Porn Star Gives Parents ‘the Talk’ About Explaining Sex to Their Kids Before Porn Does

Passion project from Mistress creatives

Nine out of 10 children are exposed to hardcore pornography by the age of 11, according to Novus Report research, and it’s not doing them any favors in terms of educating them about real-life, non-broadcast sexuality.

So, ad agency Mistress is stepping up with a new PSA campaign called “Give the Talk,” in which porn star Monique Alexander encourages parents to talk to their kids about sex—before the porn industry, and its fantasyland of fakery, gets to them first.

The campaign, created by Celine Faledam and Rachel Guest, a pair of Mistress advertising creatives, launches today to coincide with International Children’s Day. All materials, including the video below, point to givethetalk.com, which has resources for how to talk to children about the awkward subject.

The site also links to Amaze.org, a nonprofit partnership that aims to make sex ed engaging, informative and less weird for young adolescents.

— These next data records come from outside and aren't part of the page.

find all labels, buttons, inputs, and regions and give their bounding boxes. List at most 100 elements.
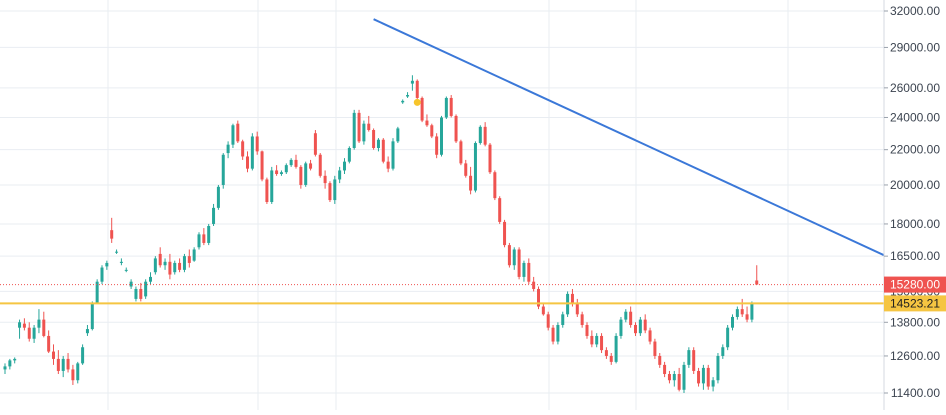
candle-body-down <box>590 335 594 345</box>
candle-body-down <box>187 256 191 263</box>
candle-body-down <box>323 175 327 184</box>
candle-body-up <box>619 319 623 336</box>
axis-tick-labels: 32000.00 29000.00 26000.00 24000.00 22000.00… <box>884 4 940 400</box>
candle-body-up <box>173 262 177 273</box>
candle-body-up <box>32 327 36 339</box>
candle-body-up <box>561 314 565 325</box>
y-tick-label: 16500.00 <box>890 249 940 263</box>
candle-body-down <box>706 367 710 387</box>
y-tick-label: 22000.00 <box>890 143 940 157</box>
candle-body-down <box>71 369 75 381</box>
candle-body-down <box>609 355 613 362</box>
trendline <box>373 18 946 285</box>
candle-body-up <box>221 154 225 185</box>
candle-body-up <box>37 319 41 328</box>
candle-body-down <box>483 126 487 145</box>
candle-body-down <box>551 327 555 342</box>
candle-body-down <box>493 172 497 199</box>
candle-body-up <box>207 226 211 243</box>
candle-body-up <box>216 186 220 208</box>
grid-layer <box>0 0 884 410</box>
candle-body-up <box>721 347 725 356</box>
overlay-layer <box>0 18 946 305</box>
y-tick-label: 11400.00 <box>891 386 940 400</box>
candle-body-up <box>478 126 482 144</box>
candle-body-up <box>105 262 109 267</box>
candle-body-down <box>357 112 361 142</box>
candle-body-up <box>192 249 196 261</box>
candle-body-up <box>473 143 477 191</box>
candle-body-up <box>129 281 133 287</box>
candle-body-up <box>284 165 288 173</box>
candle-body-down <box>66 358 70 370</box>
candle-body-down <box>309 163 313 169</box>
candle-body-down <box>236 123 240 142</box>
y-tick-label: 18000.00 <box>890 217 940 231</box>
candle-body-up <box>401 100 405 103</box>
candle-body-up <box>90 302 94 330</box>
candle-body-up <box>343 161 346 171</box>
candle-body-down <box>692 350 696 371</box>
candle-body-up <box>226 144 230 154</box>
candle-body-down <box>367 123 371 131</box>
candle-body-down <box>663 364 667 375</box>
candle-body-up <box>124 269 128 271</box>
last-price-badge: 15280.00 <box>890 278 940 292</box>
candle-body-down <box>643 319 647 331</box>
candle-body-up <box>347 147 351 162</box>
candle-body-up <box>3 366 7 370</box>
candle-body-up <box>134 288 138 299</box>
candle-body-down <box>527 262 531 282</box>
candle-body-down <box>386 161 390 169</box>
y-tick-label: 26000.00 <box>890 81 940 95</box>
candle-body-down <box>740 309 744 315</box>
candle-body-up <box>61 358 65 371</box>
candle-body-down <box>517 249 521 277</box>
candle-body-down <box>27 327 31 339</box>
candle-body-down <box>56 358 60 371</box>
candle-body-down <box>435 136 439 155</box>
candle-body-down <box>677 374 681 390</box>
candle-body-up <box>731 316 734 328</box>
candle-body-up <box>163 261 167 266</box>
candle-body-up <box>444 97 448 118</box>
support-badge-bg <box>884 295 946 312</box>
candle-body-up <box>182 256 186 270</box>
candle-body-down <box>604 350 608 356</box>
candle-body-up <box>144 281 148 297</box>
marker-dot <box>413 98 421 106</box>
candle-body-down <box>541 306 545 315</box>
candle-body-down <box>580 314 584 325</box>
candle-body-up <box>212 207 216 224</box>
candle-body-down <box>585 324 589 336</box>
candle-body-down <box>202 234 206 243</box>
candle-body-down <box>629 311 633 325</box>
candle-body-down <box>255 136 259 152</box>
y-tick-label: 20000.00 <box>890 178 940 192</box>
candle-body-up <box>396 128 400 142</box>
candle-body-down <box>469 175 473 191</box>
candle-body-down <box>158 253 162 266</box>
candle-body-up <box>279 172 283 175</box>
candle-body-down <box>430 125 434 137</box>
candle-body-down <box>464 163 468 176</box>
candle-body-up <box>289 159 293 166</box>
candle-body-down <box>697 370 701 384</box>
candle-body-up <box>687 350 691 365</box>
candle-body-down <box>265 179 269 202</box>
candle-body-up <box>614 335 618 362</box>
candle-body-up <box>624 311 628 320</box>
candle-body-up <box>100 267 104 282</box>
candle-body-up <box>376 139 380 148</box>
candle-body-down <box>503 221 507 246</box>
candle-body-down <box>328 183 332 201</box>
candle-body-down <box>507 245 511 266</box>
candle-body-down <box>52 351 55 359</box>
candle-body-down <box>658 355 662 365</box>
candle-body-up <box>595 335 599 345</box>
price-axis[interactable] <box>884 0 946 410</box>
candle-body-up <box>8 360 12 367</box>
candle-body-up <box>410 80 414 84</box>
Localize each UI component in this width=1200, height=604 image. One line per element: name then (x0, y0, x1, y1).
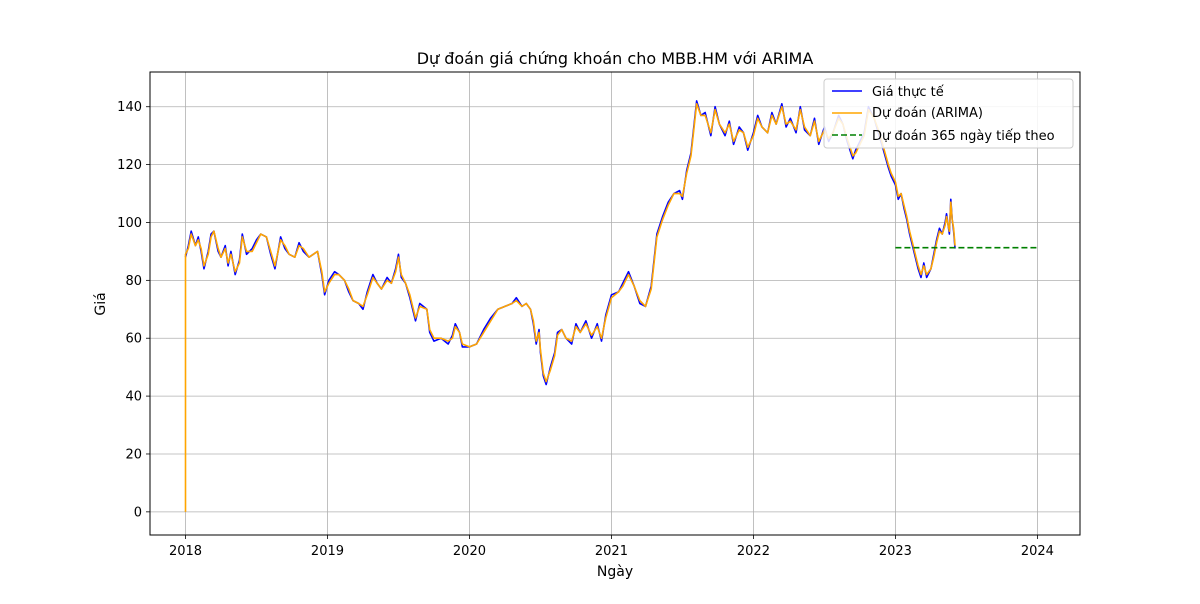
legend-label-actual: Giá thực tế (872, 85, 944, 100)
y-axis-label: Giá (93, 292, 109, 315)
x-tick-label: 2023 (879, 544, 912, 559)
y-tick-label: 80 (125, 274, 142, 289)
y-tick-label: 140 (117, 100, 142, 115)
x-tick-label: 2020 (453, 544, 486, 559)
x-tick-label: 2021 (595, 544, 628, 559)
x-tick-label: 2024 (1021, 544, 1054, 559)
chart-title: Dự đoán giá chứng khoán cho MBB.HM với A… (417, 49, 814, 68)
legend-label-arima: Dự đoán (ARIMA) (872, 106, 983, 121)
grid-lines (150, 72, 1080, 535)
x-tick-label: 2022 (737, 544, 770, 559)
legend-label-forecast: Dự đoán 365 ngày tiếp theo (872, 129, 1055, 144)
x-tick-label: 2019 (311, 544, 344, 559)
y-tick-label: 120 (117, 158, 142, 173)
y-tick-label: 40 (125, 390, 142, 405)
legend-box (823, 78, 1074, 149)
plot-frame (149, 71, 1081, 536)
x-axis-label: Ngày (597, 564, 633, 580)
x-tick-label: 2018 (169, 544, 202, 559)
legend: Giá thực tế Dự đoán (ARIMA) Dự đoán 365 … (823, 78, 1074, 149)
y-tick-label: 0 (134, 505, 142, 520)
y-tick-label: 20 (125, 447, 142, 462)
y-tick-label: 100 (117, 216, 142, 231)
y-tick-label: 60 (125, 332, 142, 347)
y-axis-ticks: 0 20 40 60 80 100 120 140 (117, 100, 150, 520)
x-axis-ticks: 2018 2019 2020 2021 2022 2023 2024 (169, 535, 1054, 559)
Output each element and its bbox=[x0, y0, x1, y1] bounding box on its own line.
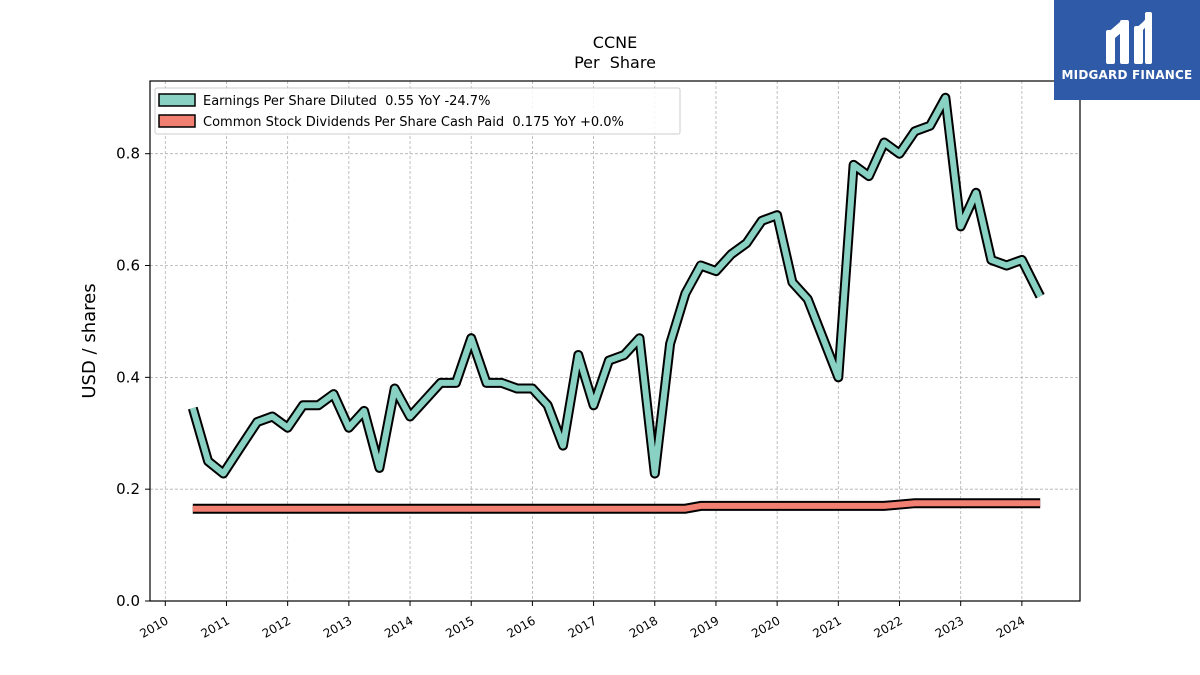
plot-area bbox=[149, 80, 1081, 602]
y-tick-label: 0.4 bbox=[116, 368, 140, 386]
series-line-outline bbox=[187, 92, 1045, 479]
y-tick-label: 0.8 bbox=[116, 145, 140, 163]
x-tick-label: 2010 bbox=[137, 613, 170, 640]
x-tick-label: 2019 bbox=[688, 613, 721, 640]
legend-swatch-dividends bbox=[158, 114, 196, 128]
legend-swatch-eps bbox=[158, 93, 196, 107]
grid bbox=[150, 81, 1080, 602]
y-tick-label: 0.2 bbox=[116, 480, 140, 498]
x-tick-label: 2022 bbox=[872, 613, 905, 640]
x-tick-label: 2020 bbox=[749, 613, 782, 640]
x-tick-label: 2013 bbox=[321, 613, 354, 640]
series-layer bbox=[187, 92, 1045, 514]
x-tick-label: 2016 bbox=[504, 613, 537, 640]
logo-text: MIDGARD FINANCE bbox=[1061, 68, 1193, 82]
chart-title: CCNE bbox=[593, 33, 637, 52]
legend-label-dividends: Common Stock Dividends Per Share Cash Pa… bbox=[203, 115, 624, 130]
eps-line bbox=[189, 94, 1043, 477]
legend: Earnings Per Share Diluted 0.55 YoY -24.… bbox=[154, 87, 681, 135]
x-tick-label: 2021 bbox=[810, 613, 843, 640]
dividends-line bbox=[192, 500, 1041, 512]
x-tick-label: 2023 bbox=[933, 613, 966, 640]
x-tick-label: 2014 bbox=[382, 613, 415, 640]
x-tick-label: 2015 bbox=[443, 613, 476, 640]
legend-box bbox=[154, 87, 681, 135]
x-tick-label: 2017 bbox=[566, 613, 599, 640]
y-tick-label: 0.0 bbox=[116, 592, 140, 610]
x-tick-label: 2024 bbox=[994, 613, 1027, 640]
y-axis-label: USD / shares bbox=[79, 283, 100, 398]
x-tick-label: 2012 bbox=[260, 613, 293, 640]
legend-label-eps: Earnings Per Share Diluted 0.55 YoY -24.… bbox=[203, 94, 490, 109]
chart-subtitle: Per Share bbox=[574, 53, 656, 72]
y-tick-label: 0.6 bbox=[116, 257, 140, 275]
x-tick-label: 2018 bbox=[627, 613, 660, 640]
x-tick-label: 2011 bbox=[199, 613, 232, 640]
midgard-m-logo-icon bbox=[1106, 12, 1152, 64]
midgard-finance-logo: MIDGARD FINANCE bbox=[1054, 0, 1200, 100]
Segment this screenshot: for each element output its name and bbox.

“We’re not here to demonize porn, but it’s clear the content is more accessible and increasingly graphic and even violent, especially toward women,” says Guest. “It’s disturbing when you think about hardcore online porn being a 9-year-old’s first exposure to sex. A lot of parents don’t realize we need to start the conversation that young. A simple chat from parent to child can give kids the ability to critique the content they’re inevitably going to see.”

“Our mission is that every parent see this initiative and feel empowered and equipped to talk to their child,” adds Faledam. “Because we believe the next generation deserves to make more informed decisions about sex so that they can have healthy, respectful and happy sexual experiences.”

“If your children know you’re a reliable resource on sex and that porn does not depict sex in the real world, then they will come to you with questions or if they stumble upon porn online or hear a rumor from friends,” says Nicole Cushman, executive director of Answer, one of the organizations behind Amaze. “We owe it to our children to provide the information and guidance they need.”